Никогда она еще так не пела! Голос ее то звенел нежной стеклянной гармоникой,[134] то жаловался печальной флейтой, затмевая звучанье оркестра. А вот опустился на октаву, на две и благородным, полнозвучным колоколом отозвался в сердцах. Это не искусничанье было, а искусство; не чары, не соблазн, но сам идеал, сама поэзия!
Публика, словно раскаиваясь в своем непостоянстве, теперь была растрогана вдвойне.
Есть особый род восхищения: некий безотчетные, безымянный гул, неподдельный, как золото, и потому столь же драгоценный. Этот неясный гул – то невольный вздох, то поощрительный шепот, – который красноречивей всяких рукоплесканий, и сопровождал от начала до конца первую арию Жозефины, не выдавшую ни тени, ни малейшего признака душевной слабости.
Инфернальная ложа онемела. Если бы пассажир, после внезапного взрыва котла идущий ко дну вместе с обломками парохода, мог описать свое состояние, лишь оно дало бы некоторое представление о чувствах юных «несравненных».

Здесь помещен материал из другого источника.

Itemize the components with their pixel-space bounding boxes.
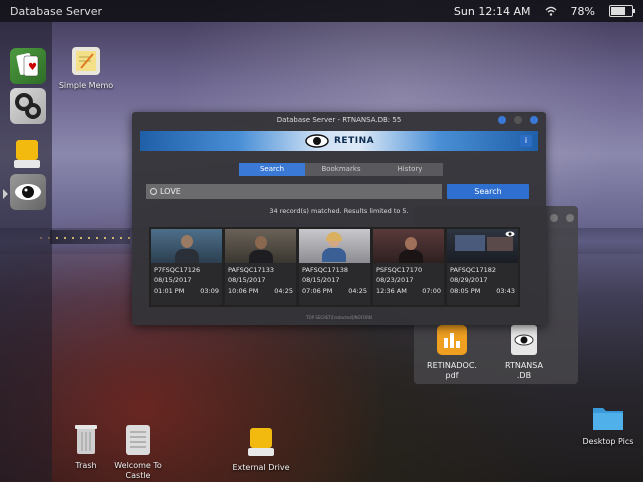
record-id: PAFSQC17182	[450, 266, 497, 274]
pdf-chart-icon	[437, 325, 467, 355]
trash-can-icon	[75, 425, 97, 454]
record-time: 10:06 PM	[228, 287, 259, 295]
external-drive-icon	[248, 428, 274, 456]
record-id: P7FSQC17126	[154, 266, 201, 274]
desktop-pics-folder-icon[interactable]: Desktop Pics	[578, 402, 638, 447]
svg-text:♥: ♥	[28, 62, 37, 73]
result-card[interactable]: P7FSQC17126 08/15/2017 01:01 PM 03:09	[151, 229, 222, 305]
pier-lights	[40, 237, 130, 239]
result-card[interactable]: PAFSQC17182 08/29/2017 08:05 PM 03:43	[447, 229, 518, 305]
dock: ♥	[0, 22, 52, 482]
record-duration: 03:09	[200, 287, 219, 295]
tab-bookmarks[interactable]: Bookmarks	[305, 163, 377, 176]
result-card[interactable]: PSFSQC17170 08/23/2017 12:36 AM 07:00	[373, 229, 444, 305]
desktop-pics-label: Desktop Pics	[582, 437, 634, 446]
clock[interactable]: Sun 12:14 AM	[454, 5, 531, 18]
info-button[interactable]: i	[520, 135, 532, 147]
retina-logo: RETINA	[305, 132, 374, 150]
window-titlebar[interactable]: Database Server - RTNANSA.DB: 55	[132, 112, 546, 128]
classification-footer: TOP SECRET/[redacted]/NOFORN	[306, 315, 372, 320]
welcome-label-line2: Castle	[125, 471, 151, 480]
simple-memo-label: Simple Memo	[58, 81, 114, 90]
minimize-button[interactable]	[498, 116, 506, 124]
record-date: 08/15/2017	[228, 276, 266, 284]
retinadoc-label-line1: RETINADOC.	[427, 361, 477, 370]
tab-bar: Search Bookmarks History	[239, 163, 443, 176]
video-thumbnail	[447, 229, 518, 263]
folder-icon	[593, 408, 623, 430]
menu-bar: Database Server Sun 12:14 AM 78%	[0, 0, 643, 22]
external-drive-dock-icon[interactable]	[10, 136, 46, 172]
battery-icon[interactable]	[609, 5, 635, 17]
record-duration: 04:25	[348, 287, 367, 295]
record-duration: 04:25	[274, 287, 293, 295]
external-drive-label: External Drive	[232, 463, 290, 472]
external-drive-desktop-icon[interactable]: External Drive	[228, 426, 294, 473]
running-indicator	[3, 189, 8, 199]
record-date: 08/23/2017	[376, 276, 414, 284]
results-status: 34 record(s) matched. Results limited to…	[269, 207, 409, 215]
wifi-icon[interactable]	[545, 6, 557, 16]
eye-badge-icon	[505, 231, 515, 237]
video-thumbnail	[225, 229, 296, 263]
record-duration: 03:43	[496, 287, 515, 295]
search-button[interactable]: Search	[447, 184, 529, 199]
settings-gears-icon[interactable]	[10, 88, 46, 124]
rtnansa-db-file[interactable]: RTNANSA .DB	[494, 324, 554, 381]
welcome-to-castle-desktop-icon[interactable]: Welcome To Castle	[110, 424, 166, 481]
record-time: 12:36 AM	[376, 287, 407, 295]
maximize-button[interactable]	[514, 116, 522, 124]
record-id: PSFSQC17170	[376, 266, 423, 274]
trash-desktop-icon[interactable]: Trash	[66, 424, 106, 471]
retinadoc-pdf-file[interactable]: RETINADOC. pdf	[422, 324, 482, 381]
video-thumbnail	[373, 229, 444, 263]
record-date: 08/29/2017	[450, 276, 488, 284]
record-date: 08/15/2017	[302, 276, 340, 284]
record-id: PAFSQC17133	[228, 266, 275, 274]
search-value: LOVE	[160, 187, 181, 196]
battery-percent: 78%	[570, 4, 595, 18]
video-thumbnail	[299, 229, 370, 263]
retina-eye-app-icon[interactable]	[10, 174, 46, 210]
result-card[interactable]: PAFSQC17133 08/15/2017 10:06 PM 04:25	[225, 229, 296, 305]
search-icon	[150, 188, 157, 195]
window-title: Database Server - RTNANSA.DB: 55	[276, 116, 402, 124]
welcome-label-line1: Welcome To	[114, 461, 162, 470]
record-duration: 07:00	[422, 287, 441, 295]
retina-banner: RETINA i	[140, 131, 538, 151]
close-button[interactable]	[530, 116, 538, 124]
memo-notepad-icon	[72, 47, 100, 75]
brand-name: RETINA	[334, 136, 375, 146]
rtnansa-label-line2: .DB	[516, 371, 532, 380]
close-button[interactable]	[566, 214, 574, 222]
retinadoc-label-line2: pdf	[445, 371, 459, 380]
record-time: 01:01 PM	[154, 287, 185, 295]
record-time: 07:06 PM	[302, 287, 333, 295]
document-icon	[126, 425, 150, 455]
record-id: PAFSQC17138	[302, 266, 349, 274]
result-card[interactable]: PAFSQC17138 08/15/2017 07:06 PM 04:25	[299, 229, 370, 305]
minimize-button[interactable]	[550, 214, 558, 222]
tab-history[interactable]: History	[377, 163, 443, 176]
active-app-name: Database Server	[10, 4, 103, 18]
video-thumbnail	[151, 229, 222, 263]
simple-memo-desktop-icon[interactable]: Simple Memo	[58, 46, 114, 91]
record-time: 08:05 PM	[450, 287, 481, 295]
rtnansa-label-line1: RTNANSA	[504, 361, 543, 370]
database-eye-icon	[511, 325, 537, 355]
tab-search[interactable]: Search	[239, 163, 305, 176]
solitaire-app-icon[interactable]: ♥	[10, 48, 46, 84]
record-date: 08/15/2017	[154, 276, 192, 284]
database-server-window: Database Server - RTNANSA.DB: 55 RETINA …	[132, 112, 546, 325]
trash-label: Trash	[75, 461, 97, 470]
search-input[interactable]: LOVE	[146, 184, 442, 199]
eye-logo-icon	[305, 134, 329, 148]
results-strip: P7FSQC17126 08/15/2017 01:01 PM 03:09 PA…	[149, 227, 520, 307]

– Что это? Интриги? Заговор! Комплот! Чьи это происки? Неужто предатель среди нас? Вот скандал. Ведь эти аплодисменты оплачены! Кто-то подстроил. Наверняка те трое приезжих из Венгрии. Да нет, для этого они слишком скупы! Положение просто пиковое…
Такие и подобные восклицания оглашали инфернальную ложу. Под конец томимый неизвестностью Абеллино не выдержал и заявил, что подымется к Рудольфу и дознается, есть ли связь между этим скандалом и их сепаратизмом.
– Ага, – сказал он, влетая к нему в ложу, – и у гордой Мэнвилль, значит, богатые поклонники есть!
Рудольф молча пожал плечами, как бы в знак того, что не понимает этого силлогизма без складу и ладу.
– Но такого повального сумасшествия не бывает же без поклонников, этого ты не станешь отрицать?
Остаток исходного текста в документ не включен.